April 10 (Bloomberg) -- Japanese stocks rose, with the Topix Index capping its longest win streak this year, on optimism the yen’s weakness will improve the earnings outlook for exporters.
Exporters to Europe Nintendo Co. and Nippon Sheet Glass Co. jumped more than 10 percent after the yen reached a three-year low against the euro. Cosmo Oil Co. surged 11 percent on a report the refiner’s pretax profit for the year ending March 2014 may increase 50 percent. Hitachi Construction Machinery Co., a machinery maker that gets 17 percent of its revenue in China, gained 2.3 percent after imports to the world’s second-biggest economy surged 14 percent.

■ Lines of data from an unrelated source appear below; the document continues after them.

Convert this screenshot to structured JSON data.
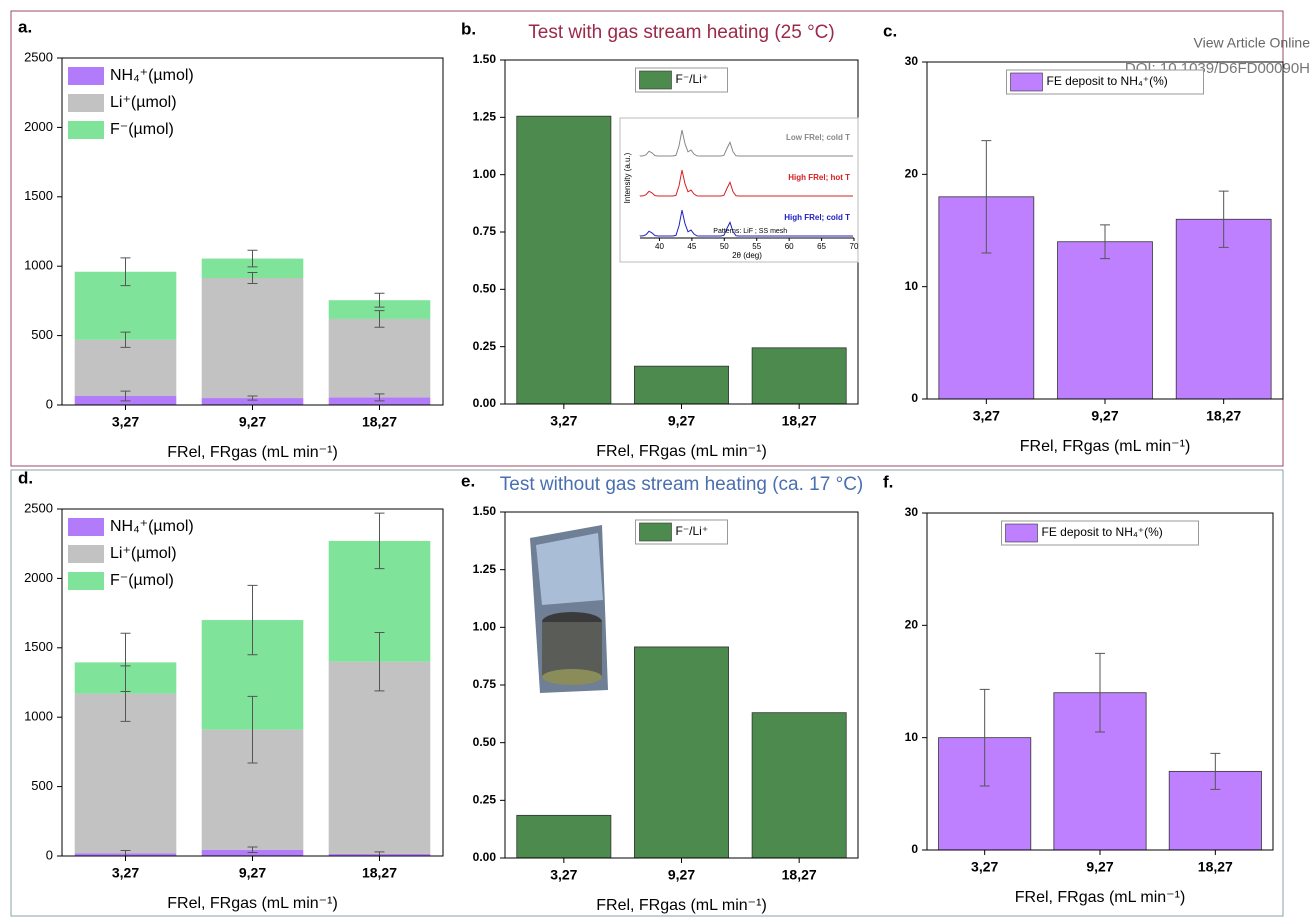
{
  "header": {
    "link": "View Article Online",
    "doi": "DOI: 10.1039/D6FD00090H"
  },
  "chart_data": [
    {
      "type": "stacked_bar",
      "panel": "a.",
      "categories": [
        "3,27",
        "9,27",
        "18,27"
      ],
      "xlabel": "FRel, FRgas (mL min⁻¹)",
      "ylim": [
        0,
        2500
      ],
      "yticks": [
        0,
        500,
        1000,
        1500,
        2000,
        2500
      ],
      "legend": "upper left",
      "series": [
        {
          "name": "NH₄⁺(µmol)",
          "color": "#b27bfa",
          "values": [
            65,
            50,
            55
          ],
          "errors": [
            35,
            15,
            25
          ]
        },
        {
          "name": "Li⁺(µmol)",
          "color": "#c2c2c2",
          "values": [
            405,
            865,
            565
          ],
          "errors": [
            55,
            40,
            60
          ]
        },
        {
          "name": "F⁻(µmol)",
          "color": "#80e39a",
          "values": [
            490,
            140,
            135
          ],
          "errors": [
            100,
            60,
            50
          ]
        }
      ]
    },
    {
      "type": "bar",
      "panel": "b.",
      "title": "Test with gas stream heating (25 °C)",
      "title_color": "#9b2a4a",
      "categories": [
        "3,27",
        "9,27",
        "18,27"
      ],
      "xlabel": "FRel, FRgas (mL min⁻¹)",
      "ylim": [
        0,
        1.5
      ],
      "yticks": [
        {
          "value": 0,
          "label": "0.00"
        },
        {
          "value": 0.25,
          "label": "0.25"
        },
        {
          "value": 0.5,
          "label": "0.50"
        },
        {
          "value": 0.75,
          "label": "0.75"
        },
        {
          "value": 1,
          "label": "1.00"
        },
        {
          "value": 1.25,
          "label": "1.25"
        },
        {
          "value": 1.5,
          "label": "1.50"
        }
      ],
      "legend": "upper center",
      "series": [
        {
          "name": "F⁻/Li⁺",
          "color": "#4d8a4d",
          "values": [
            1.255,
            0.165,
            0.245
          ]
        }
      ],
      "inset": {
        "xlabel": "2θ (deg)",
        "ylabel": "Intensity (a.u.)",
        "xlim": [
          37,
          70
        ],
        "xticks": [
          40,
          45,
          50,
          55,
          60,
          65,
          70
        ],
        "labels": [
          {
            "text": "Low FRel; cold T",
            "color": "#888888"
          },
          {
            "text": "High FRel; hot T",
            "color": "#d62020"
          },
          {
            "text": "High FRel; cold T",
            "color": "#2020c0"
          }
        ],
        "patterns": "Patterns: LiF ; SS mesh"
      }
    },
    {
      "type": "bar",
      "panel": "c.",
      "categories": [
        "3,27",
        "9,27",
        "18,27"
      ],
      "xlabel": "FRel, FRgas (mL min⁻¹)",
      "ylim": [
        0,
        30
      ],
      "yticks": [
        0,
        10,
        20,
        30
      ],
      "legend": "upper center",
      "series": [
        {
          "name": "FE deposit to NH₄⁺(%)",
          "color": "#bf80ff",
          "values": [
            18,
            14,
            16
          ],
          "errors": [
            5,
            1.5,
            2.5
          ]
        }
      ]
    },
    {
      "type": "stacked_bar",
      "panel": "d.",
      "categories": [
        "3,27",
        "9,27",
        "18,27"
      ],
      "xlabel": "FRel, FRgas (mL min⁻¹)",
      "ylim": [
        0,
        2500
      ],
      "yticks": [
        0,
        500,
        1000,
        1500,
        2000,
        2500
      ],
      "legend": "upper left",
      "series": [
        {
          "name": "NH₄⁺(µmol)",
          "color": "#b27bfa",
          "values": [
            20,
            45,
            15
          ],
          "errors": [
            20,
            20,
            15
          ]
        },
        {
          "name": "Li⁺(µmol)",
          "color": "#c2c2c2",
          "values": [
            1150,
            865,
            1385
          ],
          "errors": [
            200,
            240,
            210
          ]
        },
        {
          "name": "F⁻(µmol)",
          "color": "#80e39a",
          "values": [
            225,
            790,
            870
          ],
          "errors": [
            210,
            250,
            200
          ]
        }
      ]
    },
    {
      "type": "bar",
      "panel": "e.",
      "title": "Test without gas stream heating (ca. 17 °C)",
      "title_color": "#4a6fb0",
      "categories": [
        "3,27",
        "9,27",
        "18,27"
      ],
      "xlabel": "FRel, FRgas (mL min⁻¹)",
      "ylim": [
        0,
        1.5
      ],
      "yticks": [
        {
          "value": 0,
          "label": "0.00"
        },
        {
          "value": 0.25,
          "label": "0.25"
        },
        {
          "value": 0.5,
          "label": "0.50"
        },
        {
          "value": 0.75,
          "label": "0.75"
        },
        {
          "value": 1,
          "label": "1.00"
        },
        {
          "value": 1.25,
          "label": "1.25"
        },
        {
          "value": 1.5,
          "label": "1.50"
        }
      ],
      "legend": "upper center",
      "series": [
        {
          "name": "F⁻/Li⁺",
          "color": "#4d8a4d",
          "values": [
            0.185,
            0.915,
            0.63
          ]
        }
      ]
    },
    {
      "type": "bar",
      "panel": "f.",
      "categories": [
        "3,27",
        "9,27",
        "18,27"
      ],
      "xlabel": "FRel, FRgas (mL min⁻¹)",
      "ylim": [
        0,
        30
      ],
      "yticks": [
        0,
        10,
        20,
        30
      ],
      "legend": "upper center",
      "series": [
        {
          "name": "FE deposit to NH₄⁺(%)",
          "color": "#bf80ff",
          "values": [
            10,
            14,
            7
          ],
          "errors": [
            4.3,
            3.5,
            1.6
          ]
        }
      ]
    }
  ]
}
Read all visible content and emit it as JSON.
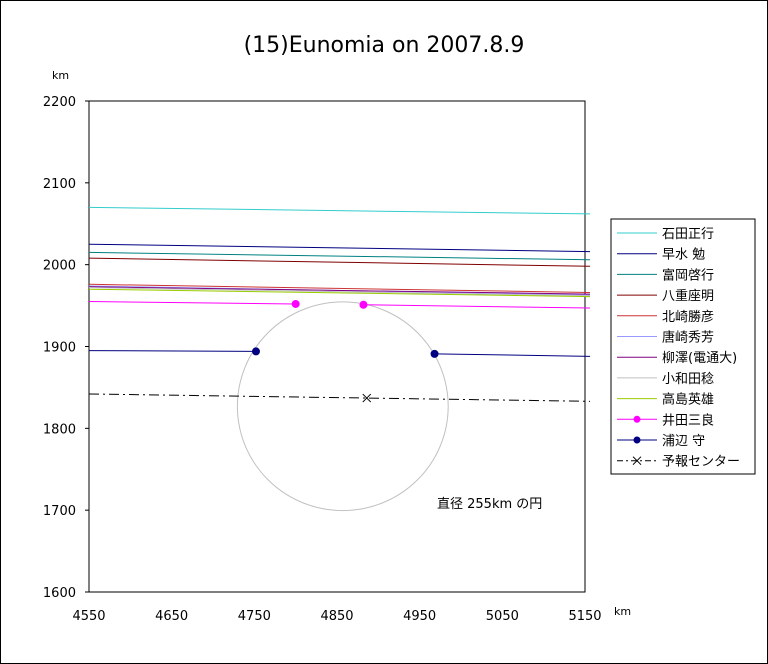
{
  "chart_data": {
    "type": "line",
    "title": "(15)Eunomia on 2007.8.9",
    "xlabel": "km",
    "ylabel": "km",
    "xlim": [
      4550,
      5150
    ],
    "ylim": [
      1600,
      2200
    ],
    "xticks": [
      "4550",
      "4650",
      "4750",
      "4850",
      "4950",
      "5050",
      "5150"
    ],
    "yticks": [
      "2200",
      "2100",
      "2000",
      "1900",
      "1800",
      "1700",
      "1600"
    ],
    "grid": false,
    "legend_position": "right",
    "annotation": "直径 255km の円",
    "series": [
      {
        "name": "石田正行",
        "color": "#33cccc",
        "style": "solid",
        "x": [
          4550,
          5160
        ],
        "y": [
          2070,
          2062
        ]
      },
      {
        "name": "早水 勉",
        "color": "#000080",
        "style": "solid",
        "x": [
          4550,
          5160
        ],
        "y": [
          2025,
          2016
        ]
      },
      {
        "name": "富岡啓行",
        "color": "#008080",
        "style": "solid",
        "x": [
          4550,
          5160
        ],
        "y": [
          2015,
          2006
        ]
      },
      {
        "name": "八重座明",
        "color": "#800000",
        "style": "solid",
        "x": [
          4550,
          5160
        ],
        "y": [
          2008,
          1998
        ]
      },
      {
        "name": "北崎勝彦",
        "color": "#cc3333",
        "style": "solid",
        "x": [
          4550,
          5160
        ],
        "y": [
          1976,
          1966
        ]
      },
      {
        "name": "唐崎秀芳",
        "color": "#9999ff",
        "style": "solid",
        "x": [
          4550,
          5160
        ],
        "y": [
          1974,
          1963
        ]
      },
      {
        "name": "柳澤(電通大)",
        "color": "#800080",
        "style": "solid",
        "x": [
          4550,
          5160
        ],
        "y": [
          1973,
          1964
        ]
      },
      {
        "name": "小和田稔",
        "color": "#c0c0c0",
        "style": "solid",
        "x": [
          4550,
          5160
        ],
        "y": [
          1972,
          1962
        ]
      },
      {
        "name": "高島英雄",
        "color": "#99cc00",
        "style": "solid",
        "x": [
          4550,
          5160
        ],
        "y": [
          1970,
          1961
        ]
      },
      {
        "name": "井田三良",
        "color": "#ff00ff",
        "style": "solid",
        "markers": [
          0,
          1
        ],
        "x": [
          4800,
          4882,
          4550,
          5160
        ],
        "y": [
          1952,
          1951,
          1955,
          1947
        ],
        "segments": [
          [
            4550,
            1955,
            4800,
            1952
          ],
          [
            4882,
            1951,
            5160,
            1947
          ]
        ]
      },
      {
        "name": "浦辺 守",
        "color": "#000080",
        "style": "solid",
        "markers": [
          0,
          1
        ],
        "x": [
          4752,
          4968
        ],
        "y": [
          1894,
          1891
        ],
        "segments": [
          [
            4550,
            1895,
            4752,
            1894
          ],
          [
            4968,
            1891,
            5160,
            1888
          ]
        ]
      },
      {
        "name": "予報センター",
        "color": "#000000",
        "style": "dashdot",
        "x": [
          4550,
          5160
        ],
        "y": [
          1842,
          1833
        ],
        "center": [
          4886,
          1837
        ]
      }
    ],
    "circle": {
      "center": [
        4857,
        1827
      ],
      "diameter_km": 255,
      "color": "#c0c0c0"
    }
  }
}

The Topix advanced 1.7 percent to close at 1,121.04 in Tokyo with about two stocks rising for each that fell. It capped a six-day rally, the longest streak since December. The Nikkei 225 Stock Average gained 0.7 percent to 13,288.13. Volume was 54 percent above the 30-day average. Shares maintained gains after China reported a trade deficit in March and amid concern North Korea may conduct a missile test.
“The yen’s drop will lift earnings naturally,” said Isao Kubo, a Tokyo-based equity strategist at Nissay Asset Management Corp., which oversees about 5 trillion yen ($50 billion.) “Japan has done fairly aggressive monetary easing without drawing criticism from other nations, which makes me think the yen will stay in a downtrend for a while.”
The Topix surged 55 percent from mid-November as Prime Minister Shinzo Abe and central bank Governor Haruhiko Kuroda pledged to defeat 15 years of deflation. The gauge traded at 1.3 times book value compared with 2.4 for the Standard & Poor’s 500 Index and 1.6 for the Stoxx Europe 600 Index, according to data compiled by Bloomberg.
The BOJ on April 4 said it will double the monetary base by the end of 2014 by buying government bonds, its boldest round of quantitative easing. The central bank is scheduled to make the next policy announcement on April 26.
The yen has weakened against all of its 16 major counterparts this year on speculation the BOJ’s stimulus will debase the currency. The yen reached 130.09 per euro yesterday, the lowest level since January 2010. A weaker yen boosts the value of overseas earnings at Japanese exporters when repatriated home.
Nintendo, a maker of video-game players that depends on Europe for a third of its sales, soared 11 percent to 11,850 yen, the biggest gain since 2008. Nippon Sheet Glass Co., a glass maker that gets 41 percent of its sales in Europe, surged 13 percent to 117 yen, the most since Feb. 5. Canon Inc., a camera maker that gets 79 percent of its revenue abroad, rose 2 percent to 3,545 yen.
Futures on the S&P 500 Index advanced 0.1 percent before the Federal Open Market Committee releases minutes of its March 19-20 meeting today. The gauge rose 0.4 percent yesterday on optimism over earnings and as commodities gained after a report showed China’s inflation rate slowed, easing pressure on policy makers to tighten credit.
China’s exports increased 10 percent in March from a year earlier, the customs administration said today in Beijing. That compares with 21.8 percent growth in February and the 11.7 percent median estimate in a Bloomberg News survey of 36 economists. Imports rose by an above-forecast 14.1 percent, leaving an unexpected trade deficit of $880 million.
Japanese exporters to China advanced with Hitachi Construction adding 2.3 percent to 2,230 yen. TDK Corp., a maker of electronics components that depends on China for 27 percent of its sales, rose 4.2 percent to 3,390 yen.
Cosmo Oil jumped 11 percent to 220 yen after the Nikkei newspaper reported its pretax profit for the year ending March 2014 may rise 50 percent to 60 billion yen on a weaker yen and the valuation of oil inventory, without attribution.
Aeon Co., Japan’s biggest retailer, gained 5.7 percent to 1,352 yen before reporting its results tomorrow after the market closes. It’s among 17 companies on the 1,698-member Topix set to report earnings tomorrow, according to data compiled by Bloomberg.
Universal Entertainment Corp., a gaming company, plunged 16 percent to 1,666 yen as Chairman Kazuo Okada faces a U.S. criminal investigation related to his Philippine casino project.
The U.S. asked to intervene in a lawsuit brought by Wynn Resorts Ltd., which accused Okada of making improper payments to Philippine gaming regulators. The Justice Department said in an April 8 filing in state court in Las Vegas that it doesn’t want the civil case to disrupt its criminal investigation into the same underlying allegations.
The Nikkei Stock Average Volatility Index dropped 4.1 percent to 28.43, indicating traders expect a swing of about 8 percent on the benchmark gauge over the next 30 days.